By Danilo Masoni and Helen Reid
MILAN/LONDON (Reuters) - European shares fell on Monday as investors awaited new U.S. sanctions on Russia, while losses were limited as the market expected there would be no immediate military escalation in Syria following the weekend's American-led strike.
Trading remained cautious as tensions between Western powers and Russia persisted and markets braced for new U.S. sanctions on Russia over its continued support of Syrian President Bashar-al Assad.
"Markets react to economic sanctions (in a way that they do not react to air strikes), as specific assets are directly affected," said UBS chief economist Paul Donovan in a note.
The pan-regional STOXX 600 (.STOXX) index fell 0.4 percent. while among other European benchmarks, the FTSE (.FTSE) tumbled 0.9 percent and Germany's DAX (.GDAXI) was also down 0.4 percent.
Over the weekend, the United States, France and Britain launched 105 missiles targeting what the Pentagon said were three chemical weapons facilities in Syria in retaliation for a suspected poison gas attack in Douma.
Shares in some Russia-exposed companies underperformed as investors awaited the new sanctions on Russia, which a U.S. diplomat said would target companies dealing with equipment related to Assad and chemical weapons use.
Precious metals miner Polymetal (POLYP.L) fell 9.4 percent and miner Evraz (EVRE.L) fell 6.8 percent, while Austrian lender Raiffeisen Bank (RBIV.VI), which gets a substantial chunk of revenues from Russia, declined 3.7 percent.
Swiss pumpmaker Sulzer (SUN.S), which was last week freed from U.S. sanctions related to its Russian investor Viktor Vekselberg, slipped 1.5 percent. Over the weekend Sulzer said its business was "fully back to normal" after it received a second licence fully unblocking its assets.
Elsewhere management changes and M&A caused some sharp moves.
Shares in advertising group WPP (WPP.L) fell 6.1 percent after chief executive and founder Martin Sorrell quit, leaving the group without a boss at a time of huge change in the industry.

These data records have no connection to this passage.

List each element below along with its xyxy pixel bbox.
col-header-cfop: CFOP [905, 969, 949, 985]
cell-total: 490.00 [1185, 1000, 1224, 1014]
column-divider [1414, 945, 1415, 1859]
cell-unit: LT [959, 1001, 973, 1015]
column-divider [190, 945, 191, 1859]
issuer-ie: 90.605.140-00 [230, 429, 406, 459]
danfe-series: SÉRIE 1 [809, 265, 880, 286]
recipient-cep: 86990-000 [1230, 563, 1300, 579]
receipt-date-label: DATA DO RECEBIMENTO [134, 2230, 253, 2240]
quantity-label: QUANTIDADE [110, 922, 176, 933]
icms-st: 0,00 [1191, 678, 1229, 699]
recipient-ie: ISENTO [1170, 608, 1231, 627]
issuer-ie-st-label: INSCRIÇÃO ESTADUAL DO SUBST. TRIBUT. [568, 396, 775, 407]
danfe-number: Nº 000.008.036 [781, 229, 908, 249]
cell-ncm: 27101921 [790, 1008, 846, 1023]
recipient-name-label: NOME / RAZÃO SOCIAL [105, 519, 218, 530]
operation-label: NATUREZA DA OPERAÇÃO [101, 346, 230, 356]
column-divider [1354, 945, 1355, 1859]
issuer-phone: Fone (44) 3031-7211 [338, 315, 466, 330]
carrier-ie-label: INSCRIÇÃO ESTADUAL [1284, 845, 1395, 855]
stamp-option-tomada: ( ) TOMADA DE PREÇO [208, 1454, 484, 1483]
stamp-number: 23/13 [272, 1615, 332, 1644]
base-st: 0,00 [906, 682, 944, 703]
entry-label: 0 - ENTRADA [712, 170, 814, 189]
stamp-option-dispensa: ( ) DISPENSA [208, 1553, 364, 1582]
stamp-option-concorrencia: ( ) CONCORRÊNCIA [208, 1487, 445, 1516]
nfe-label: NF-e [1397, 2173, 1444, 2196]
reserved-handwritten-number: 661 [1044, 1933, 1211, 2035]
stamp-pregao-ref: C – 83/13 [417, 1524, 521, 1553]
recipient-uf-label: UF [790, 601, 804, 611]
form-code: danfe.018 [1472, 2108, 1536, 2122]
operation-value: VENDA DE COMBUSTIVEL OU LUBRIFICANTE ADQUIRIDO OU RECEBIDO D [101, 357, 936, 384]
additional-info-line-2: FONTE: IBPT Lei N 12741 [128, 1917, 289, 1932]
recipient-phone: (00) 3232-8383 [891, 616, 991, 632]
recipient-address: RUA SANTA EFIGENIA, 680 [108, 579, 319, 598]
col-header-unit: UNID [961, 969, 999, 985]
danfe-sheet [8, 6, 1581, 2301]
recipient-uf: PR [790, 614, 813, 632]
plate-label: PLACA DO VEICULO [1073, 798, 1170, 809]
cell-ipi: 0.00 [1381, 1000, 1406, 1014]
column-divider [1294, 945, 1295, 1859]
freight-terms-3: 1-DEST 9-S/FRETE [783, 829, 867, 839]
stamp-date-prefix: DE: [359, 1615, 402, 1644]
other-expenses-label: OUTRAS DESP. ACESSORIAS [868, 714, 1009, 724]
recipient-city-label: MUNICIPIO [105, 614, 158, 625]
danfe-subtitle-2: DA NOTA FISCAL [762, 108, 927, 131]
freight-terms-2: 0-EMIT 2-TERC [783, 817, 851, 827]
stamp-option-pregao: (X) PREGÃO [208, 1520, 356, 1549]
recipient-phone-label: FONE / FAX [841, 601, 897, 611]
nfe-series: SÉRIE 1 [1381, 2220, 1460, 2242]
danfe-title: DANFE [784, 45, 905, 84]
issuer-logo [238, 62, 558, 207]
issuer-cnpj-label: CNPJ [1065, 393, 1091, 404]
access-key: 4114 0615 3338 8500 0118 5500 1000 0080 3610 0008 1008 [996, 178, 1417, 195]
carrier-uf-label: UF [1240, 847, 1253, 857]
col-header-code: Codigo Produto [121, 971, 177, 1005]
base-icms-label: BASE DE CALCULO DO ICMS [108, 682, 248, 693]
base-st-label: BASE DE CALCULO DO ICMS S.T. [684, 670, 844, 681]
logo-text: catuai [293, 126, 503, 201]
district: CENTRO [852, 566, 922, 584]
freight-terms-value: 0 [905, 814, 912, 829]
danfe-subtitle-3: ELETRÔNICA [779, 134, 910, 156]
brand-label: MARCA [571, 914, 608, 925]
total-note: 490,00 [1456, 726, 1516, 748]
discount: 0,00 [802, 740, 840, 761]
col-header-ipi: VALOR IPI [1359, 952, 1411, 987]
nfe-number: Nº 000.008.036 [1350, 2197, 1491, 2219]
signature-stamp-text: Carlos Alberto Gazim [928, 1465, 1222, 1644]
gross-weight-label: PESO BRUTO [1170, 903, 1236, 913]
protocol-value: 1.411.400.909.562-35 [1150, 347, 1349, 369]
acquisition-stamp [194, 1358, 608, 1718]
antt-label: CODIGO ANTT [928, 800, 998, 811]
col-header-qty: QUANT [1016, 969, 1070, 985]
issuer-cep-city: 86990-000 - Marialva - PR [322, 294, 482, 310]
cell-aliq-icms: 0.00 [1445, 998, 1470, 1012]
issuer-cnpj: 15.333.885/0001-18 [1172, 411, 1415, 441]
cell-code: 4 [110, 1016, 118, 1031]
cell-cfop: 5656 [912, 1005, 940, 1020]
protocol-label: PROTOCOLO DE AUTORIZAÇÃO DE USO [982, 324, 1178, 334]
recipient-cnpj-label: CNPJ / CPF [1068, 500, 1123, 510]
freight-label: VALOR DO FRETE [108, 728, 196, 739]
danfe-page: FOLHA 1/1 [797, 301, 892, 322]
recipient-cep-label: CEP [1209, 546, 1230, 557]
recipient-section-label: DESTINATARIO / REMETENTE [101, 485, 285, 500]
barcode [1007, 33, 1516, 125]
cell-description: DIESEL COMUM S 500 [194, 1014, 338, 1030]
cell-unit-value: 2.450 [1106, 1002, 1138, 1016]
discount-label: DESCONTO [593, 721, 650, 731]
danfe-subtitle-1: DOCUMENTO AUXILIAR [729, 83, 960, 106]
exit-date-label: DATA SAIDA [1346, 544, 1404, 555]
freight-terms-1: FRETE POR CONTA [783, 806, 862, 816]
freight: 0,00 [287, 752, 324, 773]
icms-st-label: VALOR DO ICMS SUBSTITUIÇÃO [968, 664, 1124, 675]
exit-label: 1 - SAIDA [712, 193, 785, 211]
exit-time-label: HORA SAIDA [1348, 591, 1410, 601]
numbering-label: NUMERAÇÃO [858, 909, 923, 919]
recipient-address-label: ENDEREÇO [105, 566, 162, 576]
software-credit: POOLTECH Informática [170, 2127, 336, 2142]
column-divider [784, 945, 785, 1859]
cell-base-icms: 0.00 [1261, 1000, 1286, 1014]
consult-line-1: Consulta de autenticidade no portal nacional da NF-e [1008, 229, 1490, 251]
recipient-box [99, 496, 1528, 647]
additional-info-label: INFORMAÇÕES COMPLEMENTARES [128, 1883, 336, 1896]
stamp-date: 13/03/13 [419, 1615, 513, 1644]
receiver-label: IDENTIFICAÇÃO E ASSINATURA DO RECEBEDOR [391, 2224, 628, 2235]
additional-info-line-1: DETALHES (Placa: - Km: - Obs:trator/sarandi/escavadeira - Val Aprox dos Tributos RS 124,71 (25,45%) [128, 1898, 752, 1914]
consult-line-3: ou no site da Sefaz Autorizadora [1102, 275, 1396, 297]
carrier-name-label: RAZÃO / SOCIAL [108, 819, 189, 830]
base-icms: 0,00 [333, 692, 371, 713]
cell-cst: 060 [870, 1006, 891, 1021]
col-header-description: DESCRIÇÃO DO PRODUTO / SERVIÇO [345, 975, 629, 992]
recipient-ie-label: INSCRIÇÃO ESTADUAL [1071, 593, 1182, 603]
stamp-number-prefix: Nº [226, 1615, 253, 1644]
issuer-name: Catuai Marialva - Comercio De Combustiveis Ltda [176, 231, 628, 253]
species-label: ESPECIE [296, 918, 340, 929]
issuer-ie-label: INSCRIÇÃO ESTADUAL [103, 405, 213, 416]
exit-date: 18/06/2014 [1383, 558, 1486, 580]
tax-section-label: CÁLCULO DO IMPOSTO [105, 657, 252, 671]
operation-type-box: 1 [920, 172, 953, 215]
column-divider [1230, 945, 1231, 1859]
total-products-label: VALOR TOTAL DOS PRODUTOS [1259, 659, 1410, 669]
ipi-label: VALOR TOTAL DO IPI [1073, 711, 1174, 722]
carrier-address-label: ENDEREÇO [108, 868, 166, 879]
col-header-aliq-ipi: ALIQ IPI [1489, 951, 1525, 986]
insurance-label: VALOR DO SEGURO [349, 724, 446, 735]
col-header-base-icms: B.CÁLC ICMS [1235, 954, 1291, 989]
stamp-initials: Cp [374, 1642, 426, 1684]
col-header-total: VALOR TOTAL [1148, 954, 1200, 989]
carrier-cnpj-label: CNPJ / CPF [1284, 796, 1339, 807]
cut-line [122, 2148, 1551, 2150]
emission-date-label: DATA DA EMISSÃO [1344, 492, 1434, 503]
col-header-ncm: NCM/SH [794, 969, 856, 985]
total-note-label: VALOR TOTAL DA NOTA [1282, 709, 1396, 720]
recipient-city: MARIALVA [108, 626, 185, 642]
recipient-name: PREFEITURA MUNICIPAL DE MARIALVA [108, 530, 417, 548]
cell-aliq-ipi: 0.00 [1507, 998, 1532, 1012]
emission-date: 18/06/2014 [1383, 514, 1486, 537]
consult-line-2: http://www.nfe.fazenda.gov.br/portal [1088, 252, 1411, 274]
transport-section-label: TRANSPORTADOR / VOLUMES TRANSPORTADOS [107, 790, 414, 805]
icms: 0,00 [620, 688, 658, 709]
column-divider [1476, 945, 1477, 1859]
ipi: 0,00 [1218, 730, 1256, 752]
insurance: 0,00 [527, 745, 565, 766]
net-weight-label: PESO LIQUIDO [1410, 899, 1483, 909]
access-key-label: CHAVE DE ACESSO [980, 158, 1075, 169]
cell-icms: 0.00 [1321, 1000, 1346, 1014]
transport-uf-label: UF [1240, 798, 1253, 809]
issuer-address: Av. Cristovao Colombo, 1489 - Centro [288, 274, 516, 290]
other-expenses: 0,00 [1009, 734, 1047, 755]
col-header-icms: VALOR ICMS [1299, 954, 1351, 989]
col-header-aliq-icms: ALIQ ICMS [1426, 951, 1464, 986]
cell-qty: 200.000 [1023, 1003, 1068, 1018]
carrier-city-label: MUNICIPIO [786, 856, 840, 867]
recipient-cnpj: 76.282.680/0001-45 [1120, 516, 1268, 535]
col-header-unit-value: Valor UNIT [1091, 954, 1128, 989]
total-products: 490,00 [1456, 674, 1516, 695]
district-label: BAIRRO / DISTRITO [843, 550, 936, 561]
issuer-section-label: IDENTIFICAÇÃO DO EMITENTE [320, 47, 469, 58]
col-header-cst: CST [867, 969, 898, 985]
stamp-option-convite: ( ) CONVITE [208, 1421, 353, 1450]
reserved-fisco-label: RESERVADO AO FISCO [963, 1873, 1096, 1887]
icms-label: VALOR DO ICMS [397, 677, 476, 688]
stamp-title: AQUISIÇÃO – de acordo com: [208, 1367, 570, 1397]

"The fact is that there is a lot of uncertainty ahead. It is not clear whether the current margin targets or dividend payout will survive management change," said Citi analyst Thomas Singlehurst, who reiterated however his buy rating on the stock, citing the company's current depressed valuation.
WPP shares, which have already fallen 30 percent this year, pared part of their losses and were down 2.1 percent. Analysts and peers have speculated that the group of 200,000 people could be broken up without Sorrell at the helm.
The top STOXX gainer was Whitbread (WTB.L), up 6.2 percent after U.S. activist investor Elliott Management said it now held the largest stake in the coffee-shop and hotel operator.
Amsterdam-listed telecoms firm Altice (ATCA.AS) jumped 5.4 percent late in the day, after a report that French conglomerate Bouygues (BOUY.PA) is considering a bid for Altice France with other investors.
French peer Iliad (ILD.PA) also jumped 4.6 percent on the prospect of consolidation in the industry, while Orange (ORAN.PA) climbed to the top of the CAC 40, up 1.6 percent.
Volkswagen (VOWG_p.DE) shares fell 2.9 percent to the bottom of the DAX after the carmaker said it was open to buying a majority stake in U.S. truckmaker Navistar.
Elsewhere, some earnings were disappointing. Software AG (SOWGn.DE) was among the leading fallers, down 6.1 percent. Traders said the fall was due to weaker-than-expected quarterly revenues at its Digital Business Platform business.